According to Mashigo, MSMEs in South Africa not only often pay their employees in cash, but around 60% accept payments in cash and only around 18% have point of sale devices. She says these findings are indicative of the gap in terms of what the industry believes to be true and the reality of what is happening in our communities, particularly in disadvantaged communities.
The conversation turned to industry developments which could impact the use of digital payments.
While the local payments industry is still waiting for the Rapid Payment Programme (RPP), little is known in terms of pricing and Ketley says it is competitive pricing that could hold the key to shifting our reliance on cash into digital adoption. He suggested that if the RPP makes it cheaper for people to transact digitally than it is currently, we could see a more radical change in behaviour.
The power still in the hands of the consumer
Looking at how policy could inform a behavioural shift, Tyler turned to Matshane for more insight from the regulator.
She reminded viewers that policy makers should be looking to create a monetary framework that is inclusive, fair, resilient and respectful of the privacy of individuals. Creating a level playing field was a big concern of the SARB and Matshane again said that they would ensure that protecting consumer choice would remain the biggest priority and that the regulator would never sanction consumers being forced into a cashless society when they were not ready, or had not chosen to adopt a digital payment lifestyle.

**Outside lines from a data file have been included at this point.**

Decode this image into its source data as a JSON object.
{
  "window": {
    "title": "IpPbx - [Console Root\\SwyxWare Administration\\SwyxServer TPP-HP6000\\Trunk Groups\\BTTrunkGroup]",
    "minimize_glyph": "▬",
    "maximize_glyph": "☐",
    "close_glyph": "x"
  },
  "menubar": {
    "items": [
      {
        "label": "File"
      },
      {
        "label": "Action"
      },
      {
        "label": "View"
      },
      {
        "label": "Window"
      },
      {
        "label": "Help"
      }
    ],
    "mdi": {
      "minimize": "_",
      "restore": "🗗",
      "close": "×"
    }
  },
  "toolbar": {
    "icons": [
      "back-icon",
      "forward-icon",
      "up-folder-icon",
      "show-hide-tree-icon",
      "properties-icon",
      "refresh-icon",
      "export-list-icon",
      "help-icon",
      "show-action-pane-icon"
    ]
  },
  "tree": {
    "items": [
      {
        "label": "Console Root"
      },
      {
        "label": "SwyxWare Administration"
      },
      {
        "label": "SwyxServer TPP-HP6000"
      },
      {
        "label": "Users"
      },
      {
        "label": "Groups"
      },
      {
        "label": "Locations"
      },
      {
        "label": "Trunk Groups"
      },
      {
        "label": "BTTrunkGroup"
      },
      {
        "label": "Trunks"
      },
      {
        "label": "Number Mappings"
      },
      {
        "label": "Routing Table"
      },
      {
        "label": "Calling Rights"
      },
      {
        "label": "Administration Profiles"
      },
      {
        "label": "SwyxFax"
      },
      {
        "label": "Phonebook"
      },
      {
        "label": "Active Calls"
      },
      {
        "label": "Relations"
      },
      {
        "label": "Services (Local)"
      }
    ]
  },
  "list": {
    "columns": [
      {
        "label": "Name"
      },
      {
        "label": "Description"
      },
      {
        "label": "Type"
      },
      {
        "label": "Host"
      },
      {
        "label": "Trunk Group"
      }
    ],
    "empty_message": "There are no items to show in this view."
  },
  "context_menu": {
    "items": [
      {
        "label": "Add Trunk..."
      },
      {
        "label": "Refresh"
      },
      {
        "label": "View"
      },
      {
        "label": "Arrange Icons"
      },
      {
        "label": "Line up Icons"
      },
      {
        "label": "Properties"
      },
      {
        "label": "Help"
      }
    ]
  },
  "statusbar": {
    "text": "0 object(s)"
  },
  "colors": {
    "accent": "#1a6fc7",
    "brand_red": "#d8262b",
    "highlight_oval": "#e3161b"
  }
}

While not contradicting the SARB view, Ketley added, as a closing remark, that as with all things, market changes are dictated by consumer changes and that when enough consumers ask for digital payment options, merchants will offer them.

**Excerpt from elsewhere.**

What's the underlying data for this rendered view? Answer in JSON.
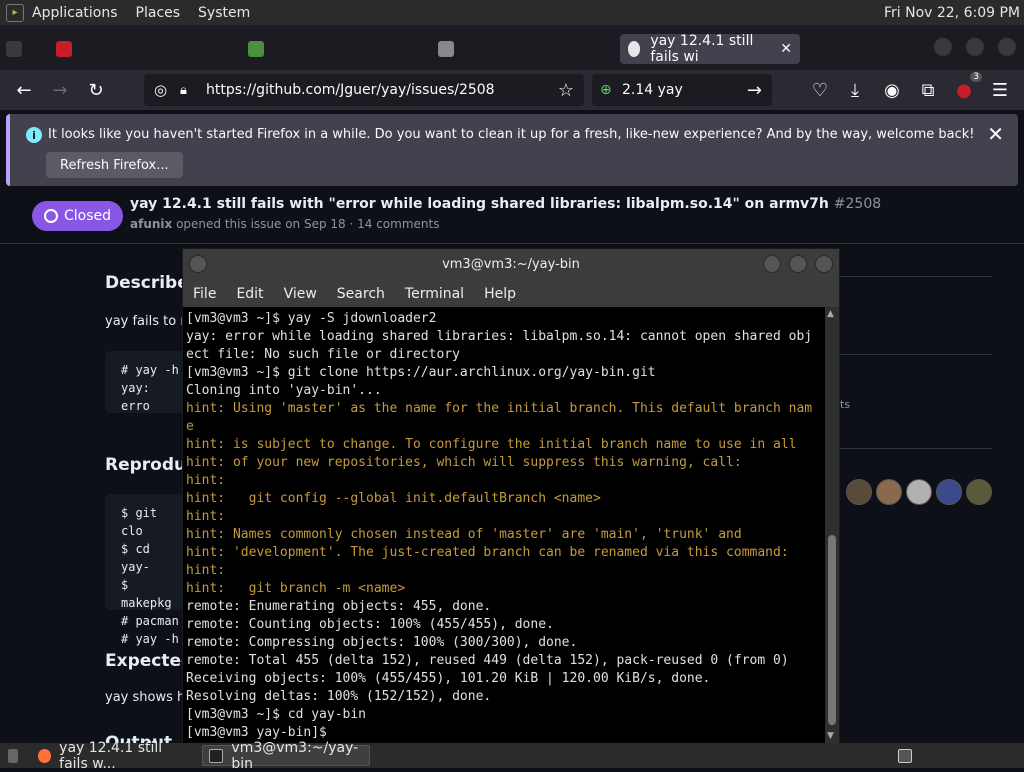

From a Semaphore perspective, the interesting question is how can payment providers educate and influence more consumers to ask for the change they would like to see?
Work we have done with some of the payment providers in South Africa has shown us that there is potential to drive greater digital adoption by offering merchants valuable consumer insight from payment data attached to loyalty programmes.

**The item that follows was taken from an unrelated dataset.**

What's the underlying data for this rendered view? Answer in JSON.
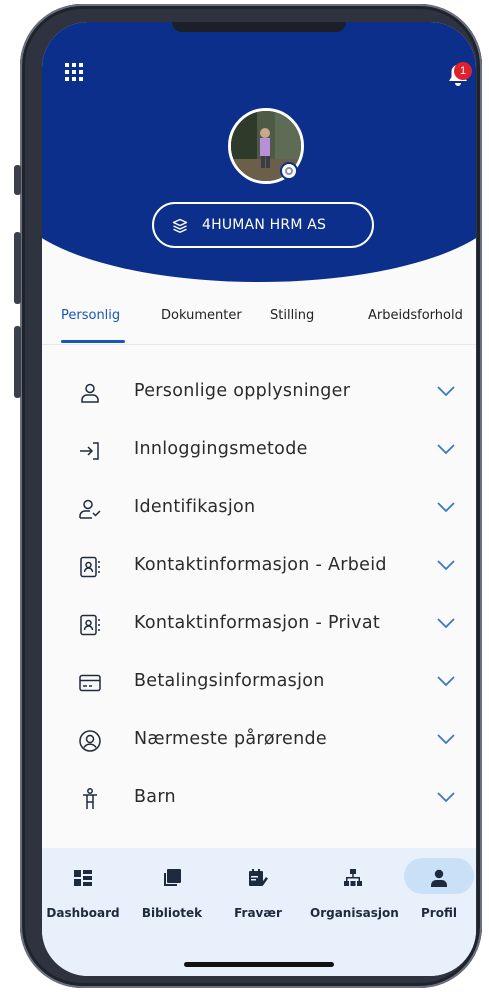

Consumers are also becoming more familiar with digital communication. And so as more people become comfortable with our big messaging platforms, giving them the ability to transact over trusted platforms will also drive more trust in digital.
Finally, and most importantly, by educating merchants about the value they can derive from digital transactions, they will be more likely to try new digital payments. And so we see our own role – the provision of compelling B2B PR – as a necessary part of the journey towards a more inclusive digital financial economy.